Les maladies hépatobiliaires et du pancréas affectent 10,9% des détenus (contre 4,2% des citoyens libres), celles de l’appareil digestif 9,1% (contre 10,1% de la population). Plus de 20% des 2.804 détenues souffre de pathologies féminines typiques (tumeurs de l’utérus, des ovaires, du sein).

Le phénomène des suicides en prison est stable dans le temps, bien qu’il demeure dramatique : en 2005, 57 détenus se sont suicidés, en 2004, 52, en 2003, 57, en 2002, 51 et, en 2001, 69.

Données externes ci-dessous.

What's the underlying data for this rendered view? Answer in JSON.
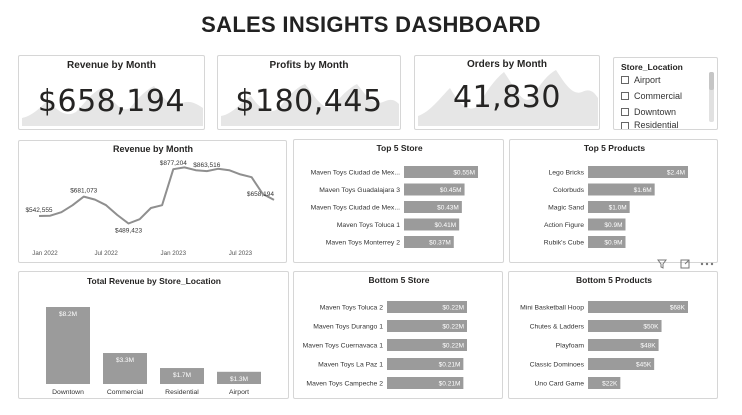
{
  "header": {
    "title": "SALES INSIGHTS DASHBOARD"
  },
  "colors": {
    "bar": "#9b9b9b",
    "line": "#8f8f8f",
    "area": "#e6e6e6",
    "text": "#252423",
    "border": "#d6d6d6"
  },
  "kpis": {
    "revenue": {
      "title": "Revenue by Month",
      "value": "$658,194"
    },
    "profits": {
      "title": "Profits by Month",
      "value": "$180,445"
    },
    "orders": {
      "title": "Orders by Month",
      "value": "41,830"
    }
  },
  "slicer": {
    "title": "Store_Location",
    "items": [
      "Airport",
      "Commercial",
      "Downtown",
      "Residential"
    ]
  },
  "visual_header_icons": [
    "filter-icon",
    "focus-mode-icon",
    "more-options-icon"
  ],
  "chart_data": [
    {
      "id": "revenue_line",
      "type": "line",
      "title": "Revenue by Month",
      "x_ticks": [
        "Jan 2022",
        "Jul 2022",
        "Jan 2023",
        "Jul 2023"
      ],
      "values": [
        542555,
        545000,
        570000,
        620000,
        681073,
        660000,
        620000,
        550000,
        489423,
        520000,
        600000,
        620000,
        877204,
        890000,
        870000,
        863516,
        880000,
        870000,
        840000,
        820000,
        700000,
        658194
      ],
      "data_labels": [
        {
          "index": 0,
          "text": "$542,555"
        },
        {
          "index": 4,
          "text": "$681,073"
        },
        {
          "index": 8,
          "text": "$489,423"
        },
        {
          "index": 12,
          "text": "$877,204"
        },
        {
          "index": 15,
          "text": "$863,516"
        },
        {
          "index": 21,
          "text": "$658,194"
        }
      ],
      "ylim": [
        400000,
        950000
      ]
    },
    {
      "id": "top5_store",
      "type": "bar",
      "title": "Top 5 Store",
      "categories": [
        "Maven Toys Ciudad de Mex...",
        "Maven Toys Guadalajara 3",
        "Maven Toys Ciudad de Mex...",
        "Maven Toys Toluca 1",
        "Maven Toys Monterrey 2"
      ],
      "values": [
        0.55,
        0.45,
        0.43,
        0.41,
        0.37
      ],
      "labels": [
        "$0.55M",
        "$0.45M",
        "$0.43M",
        "$0.41M",
        "$0.37M"
      ],
      "xlim": [
        0,
        0.55
      ]
    },
    {
      "id": "top5_products",
      "type": "bar",
      "title": "Top 5 Products",
      "categories": [
        "Lego Bricks",
        "Colorbuds",
        "Magic Sand",
        "Action Figure",
        "Rubik's Cube"
      ],
      "values": [
        2.4,
        1.6,
        1.0,
        0.9,
        0.9
      ],
      "labels": [
        "$2.4M",
        "$1.6M",
        "$1.0M",
        "$0.9M",
        "$0.9M"
      ],
      "xlim": [
        0,
        2.4
      ]
    },
    {
      "id": "revenue_by_location",
      "type": "bar",
      "title": "Total Revenue by Store_Location",
      "categories": [
        "Downtown",
        "Commercial",
        "Residential",
        "Airport"
      ],
      "values": [
        8.2,
        3.3,
        1.7,
        1.3
      ],
      "labels": [
        "$8.2M",
        "$3.3M",
        "$1.7M",
        "$1.3M"
      ],
      "ylim": [
        0,
        8.2
      ]
    },
    {
      "id": "bottom5_store",
      "type": "bar",
      "title": "Bottom 5 Store",
      "categories": [
        "Maven Toys Toluca 2",
        "Maven Toys Durango 1",
        "Maven Toys Cuernavaca 1",
        "Maven Toys La Paz 1",
        "Maven Toys Campeche 2"
      ],
      "values": [
        0.22,
        0.22,
        0.22,
        0.21,
        0.21
      ],
      "labels": [
        "$0.22M",
        "$0.22M",
        "$0.22M",
        "$0.21M",
        "$0.21M"
      ],
      "xlim": [
        0,
        0.22
      ]
    },
    {
      "id": "bottom5_products",
      "type": "bar",
      "title": "Bottom 5 Products",
      "categories": [
        "Mini Basketball Hoop",
        "Chutes & Ladders",
        "Playfoam",
        "Classic Dominoes",
        "Uno Card Game"
      ],
      "values": [
        68,
        50,
        48,
        45,
        22
      ],
      "labels": [
        "$68K",
        "$50K",
        "$48K",
        "$45K",
        "$22K"
      ],
      "xlim": [
        0,
        68
      ]
    }
  ]
}
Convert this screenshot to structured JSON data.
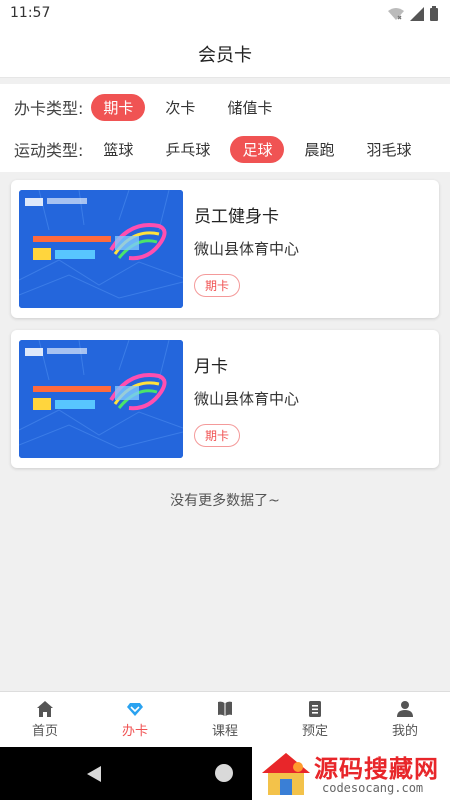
{
  "status": {
    "time": "11:57"
  },
  "header": {
    "title": "会员卡"
  },
  "filters": {
    "card_type": {
      "label": "办卡类型:",
      "options": [
        {
          "label": "期卡",
          "selected": true
        },
        {
          "label": "次卡",
          "selected": false
        },
        {
          "label": "储值卡",
          "selected": false
        }
      ]
    },
    "sport_type": {
      "label": "运动类型:",
      "options": [
        {
          "label": "篮球",
          "selected": false
        },
        {
          "label": "乒乓球",
          "selected": false
        },
        {
          "label": "足球",
          "selected": true
        },
        {
          "label": "晨跑",
          "selected": false
        },
        {
          "label": "羽毛球",
          "selected": false
        }
      ]
    }
  },
  "cards": [
    {
      "title": "员工健身卡",
      "venue": "微山县体育中心",
      "tag": "期卡"
    },
    {
      "title": "月卡",
      "venue": "微山县体育中心",
      "tag": "期卡"
    }
  ],
  "list_footer": "没有更多数据了~",
  "tabbar": {
    "items": [
      {
        "label": "首页",
        "icon": "home-icon",
        "active": false
      },
      {
        "label": "办卡",
        "icon": "diamond-icon",
        "active": true
      },
      {
        "label": "课程",
        "icon": "book-icon",
        "active": false
      },
      {
        "label": "预定",
        "icon": "clipboard-icon",
        "active": false
      },
      {
        "label": "我的",
        "icon": "user-icon",
        "active": false
      }
    ]
  },
  "watermark": {
    "text": "源码搜藏网",
    "url": "codesocang.com"
  },
  "colors": {
    "accent": "#f05353",
    "card_blue": "#2a6fe0"
  }
}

"La santé des détenus - termine Ardita - n’est pas seulement un problème "politique", ni une simple question technique ou médico-légale. Elle est beaucoup plus. C’est le lieu privilégié pour évaluer les politiques sociales d’un Etat. C’est une question de politique criminelle. C’est le banc d’essai de la peine, constitutionnellement entendue.

Le ministre de la Justice, Roberto Castelli, a lui aussi envoyé un message aux participants, en soutenant que "ce gouvernement a toujours eu à cœur la santé en prison" et que l’assistance sanitaire "a toujours été assurée", en consacrant une attention particulière "aux sujets les plus nécessiteux". Il y a toutefois une donnée qui - souligne le Garde des Sceaux - "pèse dans la balance de la santé en prison, à savoir les 16.000 détenus toxicomanes sur le total de la population carcérale".

Mais Patrizio Gonnella, Président national de Antigone, l’association qui se bat pour le respect des droits dans les prisons, attaque le Garde des Sceaux. "A un mois des élections, après que l’amnistie a été rejetée grâce aussi au ministre Castelli, après que la loi ex-Cirielli a été approuvée, une loi qui fera augmenter de quelques dizaines de milliers les détenus dans les prisons italiennes, après que la loi sur les drogues à été modifiée, en l’empirant, en faisant l’amalgame entre les consommateurs de drogues légères et les dealers de drogues lourdes - souligne Gonella - ils viennent nous dire que la situation est dramatique".